Once I decided to pursue investing in single family houses more seriously, it became clear that I’d need a serious financing strategy. While I can afford to buy a few houses for cash and pay for all the rehab costs myself, if I’ll be holding those houses for any period of time before selling, the cash wouldn’t go nearly far enough. So, I started talking to banks about the possibility of getting loans for each of the houses I buy.
I knew that the big banks likely wouldn’t be able to help me much, considering I didn’t have any income, so I decided to start with the smaller, local banks. Surprisingly, a number of them were very receptive to my business plan and my investing approach, and said that they would consider providing some type of financing for my investments. While that was good, what they proposed wasn’t going to go far enough based on my investment goals (at least 6-10 houses in Year 1).
Late last week I made the decision to ask a friend of mine (who currently has a couple rental houses and a good income) if he’d be willing to partner with me on my investments. Basically, the deal was that if he’d co-sign the loans with me, I’d give him a percentage of the profits from my investments. The risk on his side was obviously his credit (if I ever default on any of the loans, it will hurt both of our credit); and the upside is that he will get part of the profits from all the investments I make without ever lifting a finger.
I went back to a couple of the banks I had been speaking with to see if having a co-signer with income would help me with my financing. The answer was that it would help tremendously, and I decide to move forward with one of the banks to submit preliminary loan applications (for both my partner and myself) to find out what the terms of loans we requested would be.
Essentially, the bank offered us two types of loans. The first — Purchase Loans — will be used to purchase properties. Once a properties is purchased using a Purchase Loan from the bank, I will use my own cash to rehab the property. Once the property is rehabbed and I get a tenant into the property, I use the second type of loan — a Refinance Loan — to refinance the property to pull out some or all of cash that I used to pay the down payment and the rehab costs. If I can get properties cheaply enough, I should be able to refinance to take out all the money I have invested, and still make a profit each month from the rental income, even after paying the mortgage. This would allow me to keep buying property after property withot investing much (if any) of my own money, but still turning a profit every month. Then, when I sell the property, I would pay off the loan, and keep the difference as my profit.
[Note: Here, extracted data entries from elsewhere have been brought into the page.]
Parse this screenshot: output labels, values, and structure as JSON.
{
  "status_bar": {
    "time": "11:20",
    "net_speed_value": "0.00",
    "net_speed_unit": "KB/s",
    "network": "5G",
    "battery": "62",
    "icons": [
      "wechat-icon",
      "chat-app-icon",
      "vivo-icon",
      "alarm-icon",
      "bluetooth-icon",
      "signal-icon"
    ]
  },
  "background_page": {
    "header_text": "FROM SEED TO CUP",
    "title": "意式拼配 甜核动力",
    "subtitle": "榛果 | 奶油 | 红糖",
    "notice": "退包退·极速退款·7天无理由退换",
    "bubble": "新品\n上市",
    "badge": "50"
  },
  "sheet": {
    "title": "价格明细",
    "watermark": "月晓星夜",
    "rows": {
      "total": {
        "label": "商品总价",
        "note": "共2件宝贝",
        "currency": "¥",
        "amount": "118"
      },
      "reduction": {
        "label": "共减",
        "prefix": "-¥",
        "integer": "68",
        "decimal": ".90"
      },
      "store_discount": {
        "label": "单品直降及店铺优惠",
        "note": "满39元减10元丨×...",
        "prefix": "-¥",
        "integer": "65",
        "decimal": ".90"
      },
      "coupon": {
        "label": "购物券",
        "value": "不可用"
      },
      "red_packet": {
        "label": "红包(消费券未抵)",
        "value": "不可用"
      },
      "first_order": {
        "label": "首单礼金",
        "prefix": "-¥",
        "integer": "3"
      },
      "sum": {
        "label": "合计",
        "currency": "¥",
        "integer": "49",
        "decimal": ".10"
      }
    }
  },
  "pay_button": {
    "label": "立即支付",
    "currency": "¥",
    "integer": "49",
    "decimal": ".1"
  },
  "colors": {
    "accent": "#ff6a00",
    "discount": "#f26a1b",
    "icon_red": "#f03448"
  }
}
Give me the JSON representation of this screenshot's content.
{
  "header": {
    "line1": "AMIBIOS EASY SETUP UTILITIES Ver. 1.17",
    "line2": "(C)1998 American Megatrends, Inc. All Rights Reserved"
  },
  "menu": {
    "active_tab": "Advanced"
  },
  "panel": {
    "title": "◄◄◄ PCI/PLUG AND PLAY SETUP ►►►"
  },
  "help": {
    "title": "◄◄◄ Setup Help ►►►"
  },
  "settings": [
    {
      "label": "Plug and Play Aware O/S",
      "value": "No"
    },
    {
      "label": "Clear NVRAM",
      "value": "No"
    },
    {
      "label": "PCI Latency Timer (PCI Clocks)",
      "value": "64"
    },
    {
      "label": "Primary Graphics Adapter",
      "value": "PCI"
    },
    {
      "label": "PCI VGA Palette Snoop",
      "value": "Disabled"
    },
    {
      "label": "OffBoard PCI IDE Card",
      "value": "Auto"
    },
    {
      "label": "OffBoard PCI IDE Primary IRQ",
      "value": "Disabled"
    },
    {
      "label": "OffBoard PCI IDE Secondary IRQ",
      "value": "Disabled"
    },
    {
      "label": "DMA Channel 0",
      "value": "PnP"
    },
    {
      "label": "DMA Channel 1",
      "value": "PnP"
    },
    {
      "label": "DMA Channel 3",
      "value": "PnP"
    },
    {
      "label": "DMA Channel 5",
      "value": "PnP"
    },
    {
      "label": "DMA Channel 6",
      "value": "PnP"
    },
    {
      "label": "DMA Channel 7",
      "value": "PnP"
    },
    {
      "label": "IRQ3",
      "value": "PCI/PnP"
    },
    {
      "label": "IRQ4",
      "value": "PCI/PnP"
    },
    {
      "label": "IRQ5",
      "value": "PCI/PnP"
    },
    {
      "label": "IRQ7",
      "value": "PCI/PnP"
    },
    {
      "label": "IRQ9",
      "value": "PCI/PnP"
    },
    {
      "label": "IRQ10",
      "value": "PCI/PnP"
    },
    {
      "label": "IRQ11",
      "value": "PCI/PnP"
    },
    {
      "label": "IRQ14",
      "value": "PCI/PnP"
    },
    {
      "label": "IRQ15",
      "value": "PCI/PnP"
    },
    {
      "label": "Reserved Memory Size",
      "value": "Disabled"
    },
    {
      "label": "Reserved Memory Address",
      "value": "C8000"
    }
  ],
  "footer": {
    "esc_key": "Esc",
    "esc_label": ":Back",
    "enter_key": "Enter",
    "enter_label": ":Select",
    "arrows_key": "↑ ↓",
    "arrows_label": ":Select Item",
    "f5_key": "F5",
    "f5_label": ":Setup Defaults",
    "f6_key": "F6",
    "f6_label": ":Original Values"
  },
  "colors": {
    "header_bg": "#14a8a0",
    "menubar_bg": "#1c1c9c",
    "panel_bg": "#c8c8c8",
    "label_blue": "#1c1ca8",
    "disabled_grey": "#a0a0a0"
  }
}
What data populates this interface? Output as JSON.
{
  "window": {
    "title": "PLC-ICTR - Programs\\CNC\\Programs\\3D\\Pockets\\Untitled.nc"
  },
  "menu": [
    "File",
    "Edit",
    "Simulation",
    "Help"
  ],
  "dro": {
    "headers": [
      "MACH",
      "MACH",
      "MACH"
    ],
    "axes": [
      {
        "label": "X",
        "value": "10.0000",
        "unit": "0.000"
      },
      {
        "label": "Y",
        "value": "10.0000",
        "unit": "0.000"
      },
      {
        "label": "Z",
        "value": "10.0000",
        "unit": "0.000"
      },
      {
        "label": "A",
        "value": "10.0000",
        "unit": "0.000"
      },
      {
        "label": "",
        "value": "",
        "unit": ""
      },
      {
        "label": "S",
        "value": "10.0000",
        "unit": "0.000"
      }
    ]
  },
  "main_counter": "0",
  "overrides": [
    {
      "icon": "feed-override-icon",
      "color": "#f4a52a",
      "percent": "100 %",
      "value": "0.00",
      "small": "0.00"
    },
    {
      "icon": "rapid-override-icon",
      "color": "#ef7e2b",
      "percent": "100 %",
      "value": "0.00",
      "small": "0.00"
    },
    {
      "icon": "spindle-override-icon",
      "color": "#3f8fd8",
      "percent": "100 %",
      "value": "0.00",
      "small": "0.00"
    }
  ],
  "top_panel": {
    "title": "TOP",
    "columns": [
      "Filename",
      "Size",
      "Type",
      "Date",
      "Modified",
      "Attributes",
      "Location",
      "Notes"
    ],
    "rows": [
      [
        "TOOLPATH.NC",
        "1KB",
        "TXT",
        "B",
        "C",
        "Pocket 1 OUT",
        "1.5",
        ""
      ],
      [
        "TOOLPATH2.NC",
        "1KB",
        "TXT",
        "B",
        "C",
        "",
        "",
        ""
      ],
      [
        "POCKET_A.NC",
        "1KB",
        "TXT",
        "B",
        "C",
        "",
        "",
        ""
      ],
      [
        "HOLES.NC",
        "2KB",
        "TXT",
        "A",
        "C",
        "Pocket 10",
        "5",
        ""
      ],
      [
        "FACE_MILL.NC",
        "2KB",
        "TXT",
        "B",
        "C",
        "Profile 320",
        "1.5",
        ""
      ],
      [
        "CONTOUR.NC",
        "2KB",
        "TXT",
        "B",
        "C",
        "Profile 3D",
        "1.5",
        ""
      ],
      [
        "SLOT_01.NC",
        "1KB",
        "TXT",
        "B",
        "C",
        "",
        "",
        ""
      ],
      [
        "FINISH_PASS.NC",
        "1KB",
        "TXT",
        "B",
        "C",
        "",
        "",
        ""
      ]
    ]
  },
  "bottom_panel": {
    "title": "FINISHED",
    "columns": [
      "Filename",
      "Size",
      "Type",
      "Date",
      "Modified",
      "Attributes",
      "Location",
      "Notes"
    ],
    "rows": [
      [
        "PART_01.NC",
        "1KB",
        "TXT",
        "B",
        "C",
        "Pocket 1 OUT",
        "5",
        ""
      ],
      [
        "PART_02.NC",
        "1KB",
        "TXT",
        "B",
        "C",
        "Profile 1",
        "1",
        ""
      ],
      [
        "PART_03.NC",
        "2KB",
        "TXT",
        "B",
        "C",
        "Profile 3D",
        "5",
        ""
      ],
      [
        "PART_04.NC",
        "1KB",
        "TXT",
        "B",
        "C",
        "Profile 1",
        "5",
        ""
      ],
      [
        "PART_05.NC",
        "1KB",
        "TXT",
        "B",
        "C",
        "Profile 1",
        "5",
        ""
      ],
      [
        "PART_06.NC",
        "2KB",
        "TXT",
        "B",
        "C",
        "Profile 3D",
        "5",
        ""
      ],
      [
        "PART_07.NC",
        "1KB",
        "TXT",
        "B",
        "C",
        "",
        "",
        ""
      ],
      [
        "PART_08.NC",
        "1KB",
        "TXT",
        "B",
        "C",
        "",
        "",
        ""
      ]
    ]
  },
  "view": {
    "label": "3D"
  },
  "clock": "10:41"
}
Financing my real estate investments have been my biggest challenge to-date (as I have no provable income), so getting past this hurdle is quite relieving!




{ 4 comments… read them below or add one }
Hey Scott,
I’ve been reading your blog for the past few days and I have to admit that you’ve done a great job so far. Your planning (& past experience) shows that you’ll succeed in your adventure. All the best.
If you can execute what you have planned so far, with additional future learning, you are certain to be a success story. Hope to read more and about your adventures and successes.
I’ve been considering about RE investing for sometime and your blog has encouraged me to look forward. Though I’m kind of busy for the next year or so with studies, I will follow your blog. Keep up the great work.
-Siva-
It appears you’ve gotten over a major hurdle as far as financing is concerned. Looks like this will make obtaining the properties easier for you and once you start turning dollars the banks will clamor for your business.
I enjoy reading your blog. Lots of good info. A question about using other peoples money. Is any one concerned that the bank will decide to call your loan in? I have ben reading more and more cases where this is happening. End result is usually bankruptcy for the investor. Thats my biggest fear lately!
When you say “bank” are you referring to an actual bank, or are you referring to a private investor who has loaned you money?
Other way, you should have a written contract with the lender that stipulates if/when they can call a loan due, and assuming you don’t give them a reason to do so (such as being late on payments), there is no reason they would. In fact, most lenders don’t want to own the property, so as long as you’re paying off your loan as promised.